Bonus : la France hors-la-loi ?

9 mai 2011
La France ne respecte pas les règles européennes qui encadrent les bonus des banquiers. Malgré les postures régulatrices – voire moralisatrices – au plus haut niveau de l’Etat, le gouvernement n’a pas transposé en droit national la partie la plus ambitieuse de la directive européenne sur les bonus des traders et des dirigeants des banques.
Alors que la directive votée en juillet dernier prévoit que les parts fixes et variables de la rémunération doivent être « équilibrées », cette notion a disparu de l’arrêté du 13 décembre 2010 qui transpose le texte européen.
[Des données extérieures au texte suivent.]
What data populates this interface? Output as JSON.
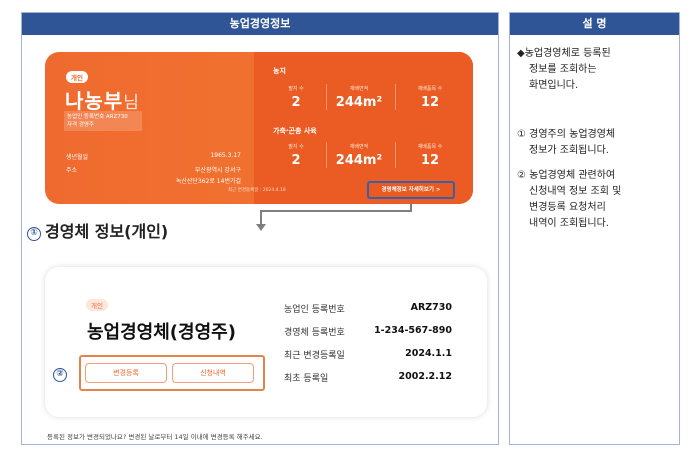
{
  "left_panel": {
    "header": "농업경영정보"
  },
  "right_panel": {
    "header": "설 명"
  },
  "summary_card": {
    "tag": "개인",
    "name": "나농부",
    "name_suffix": "님",
    "reg_line1": "농업인 등록번호 ARZ730",
    "reg_line2": "자격 경영주",
    "birth_label": "생년월일",
    "birth_value": "1965.3.17",
    "address_label": "주소",
    "address_line1": "부산광역시 강서구",
    "address_line2": "녹산산단362로 14번가길",
    "farmland": {
      "title": "농지",
      "stats": [
        {
          "label": "필지 수",
          "value": "2"
        },
        {
          "label": "재배면적",
          "value": "244m²"
        },
        {
          "label": "재배품목 수",
          "value": "12"
        }
      ]
    },
    "livestock": {
      "title": "가축·곤충 사육",
      "stats": [
        {
          "label": "필지 수",
          "value": "2"
        },
        {
          "label": "재배면적",
          "value": "244m²"
        },
        {
          "label": "재배품목 수",
          "value": "12"
        }
      ]
    },
    "last_updated": "최근 변경등록일 : 2024.4.18",
    "detail_button": "경영체정보 자세히보기 >"
  },
  "section1": {
    "number": "①",
    "title": "경영체 정보(개인)"
  },
  "detail_card": {
    "tag": "개인",
    "title": "농업경영체(경영주)",
    "number": "②",
    "change_button": "변경등록",
    "history_button": "신청내역",
    "rows": [
      {
        "label": "농업인 등록번호",
        "value": "ARZ730"
      },
      {
        "label": "경영체 등록번호",
        "value": "1-234-567-890"
      },
      {
        "label": "최근 변경등록일",
        "value": "2024.1.1"
      },
      {
        "label": "최초 등록일",
        "value": "2002.2.12"
      }
    ]
  },
  "footnote": "등록된 정보가 변경되었나요? 변경된 날로부터 14일 이내에 변경등록 해주세요.",
  "description": {
    "bullet": [
      "◆농업경영체로 등록된",
      "정보를 조회하는",
      "화면입니다."
    ],
    "item1": [
      "① 경영주의 농업경영체",
      "정보가 조회됩니다."
    ],
    "item2": [
      "② 농업경영체 관련하여",
      "신청내역 정보 조회 및",
      "변경등록 요청처리",
      "내역이 조회됩니다."
    ]
  }
}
Or cet « équilibre » est un élément déterminant de la réforme car il modifie considérablement la structure des rémunérations des banquiers. Il est aujourd’hui courant que la partie variable, le bonus, représente 3, 5 ou 10 fois la rémunération fixe, poussant ainsi les financiers à des prises de risques extravagantes et dommageables pour l’intérêt général, comme la montré la crise de 2008.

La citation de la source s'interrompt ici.